Hui-mu's mother was very old, and, because she had lost all her
teeth, Hui-mu always thoroughly chewed her mother's food first so
that her mother could eat. Doing this, however, meant that Hui-mu
had to eat after noon as well as before thereby transgressing the
monastic rule of not eating after mid-day. For that reason, even
though Hui-mu had grown up and come of age to be able to accept the
full obligation of the monastic life, she did not do so.

After her mother died, Hui-mu herself cleaned and prepared the
ground for the placing of the ceremonial platform used for receiving
the monastic rules, and she asked her teacher to bestow them. Suddenly,
the space around the platform glowed with dazzling light, all a
golden color. Hui-mu looked toward the southwest, where she saw a
heavenly being who wore a trimmed robe of russet-gold color. He
seemed now close and now far away, but, when she sought after him,
he had disappeared.

The extraordinary things that happened to her she kept secret, but,
when her elder brother became a monk, he heard rumors and wanted
to find out for sure, so he tricked her, saying, "You have been living
the religious life many years now, but with no results.

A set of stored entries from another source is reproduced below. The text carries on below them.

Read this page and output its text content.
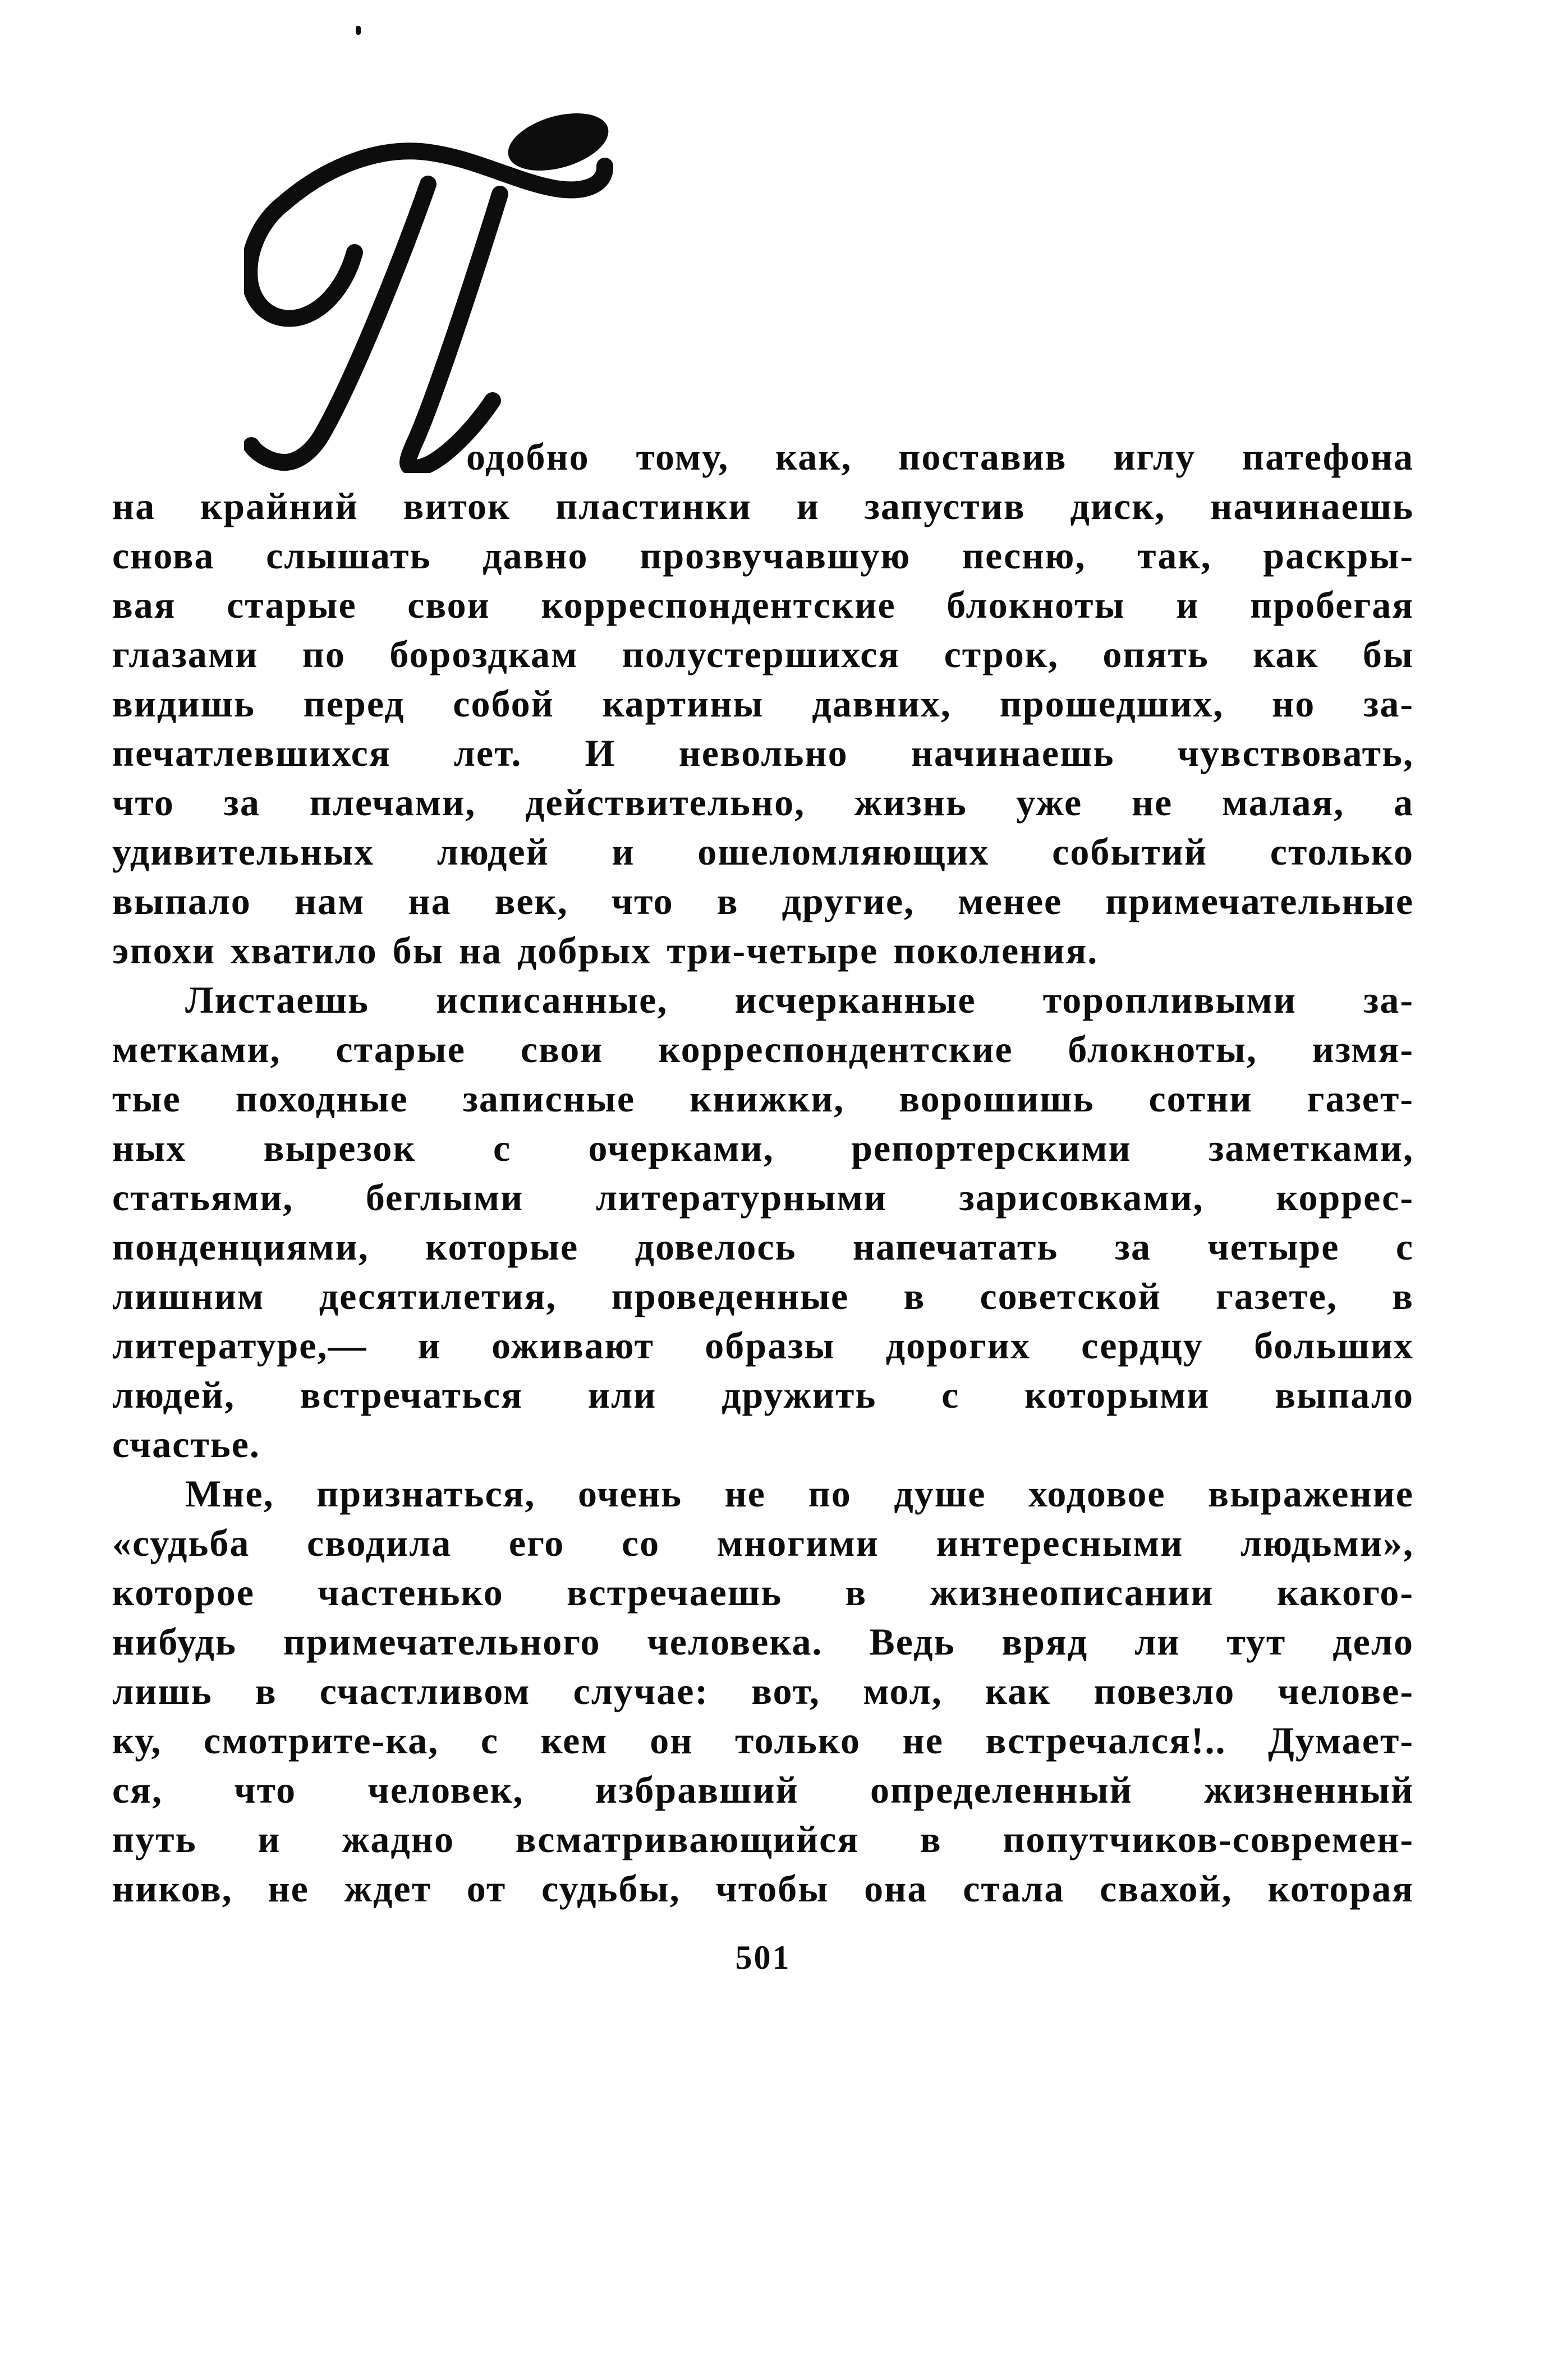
одобно тому, как, поставив иглу патефона
на крайний виток пластинки и запустив диск, начинаешь
снова слышать давно прозвучавшую песню, так, раскры-
вая старые свои корреспондентские блокноты и пробегая
глазами по бороздкам полустершихся строк, опять как бы
видишь перед собой картины давних, прошедших, но за-
печатлевшихся лет. И невольно начинаешь чувствовать,
что за плечами, действительно, жизнь уже не малая, а
удивительных людей и ошеломляющих событий столько
выпало нам на век, что в другие, менее примечательные
эпохи хватило бы на добрых три-четыре поколения.
Листаешь исписанные, исчерканные торопливыми за-
метками, старые свои корреспондентские блокноты, измя-
тые походные записные книжки, ворошишь сотни газет-
ных вырезок с очерками, репортерскими заметками,
статьями, беглыми литературными зарисовками, коррес-
понденциями, которые довелось напечатать за четыре с
лишним десятилетия, проведенные в советской газете, в
литературе,— и оживают образы дорогих сердцу больших
людей, встречаться или дружить с которыми выпало
счастье.
Мне, признаться, очень не по душе ходовое выражение
«судьба сводила его со многими интересными людьми»,
которое частенько встречаешь в жизнеописании какого-
нибудь примечательного человека. Ведь вряд ли тут дело
лишь в счастливом случае: вот, мол, как повезло челове-
ку, смотрите-ка, с кем он только не встречался!.. Думает-
ся, что человек, избравший определенный жизненный
путь и жадно всматривающийся в попутчиков-современ-
ников, не ждет от судьбы, чтобы она стала свахой, которая
501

Therefore, you
might as well let your hair grow and become a wife."[71] When Hui-mu
heard this, she felt great dread and thought she should tell the truth
about everything, so she gave a rough description of what she had
seen.


48

When the nun Ching-ch'eng heard of her Way and virtue, she went
to Hui-mu for the purpose of becoming well acquainted with her, the
more easily to ask about the unusual phenomena Hui-mu had experienced,
and Hui-mu told her everything in detail.

Later, Hui-mu and her companions in religion were worshipping
the Endless-Life Buddha [Amitāyus]. Because Hui-mu did not get up
after a prostration, the others thought she had fallen asleep. Someone
kicked her and asked, but Hui-mu said nothing at all. When Ching-ch'eng
again begged and entreated her, Hui-mu said, "While I was
prostrate on the ground [worshipping the Buddha], I had a vision of
going to the Western Paradise and seeing Amita Buddha, who was
explaining the Smaller Perfection of Wisdom [to me]. He had already
gone as far as the fourth chapter when, to my very deep regret, I was
kicked awake."

In the fourteenth year of the yüan-chia reign period (437), Hui-mu
was sixty-nine years old.

 
[70]

Ming hsiang chi (Records of mysterious omens). Collected fragments
are found in Lu Hsün, Ku hsiao-shuo kou ch'en (A study of ancient fiction),
taken from the book Ming hsiang chi (Records of mysterious omens), by
Wang Yen, late fifth century, now lost except for the fragments.

[71]

He has not seen or heard any evidence indicating her spiritual accomplishments.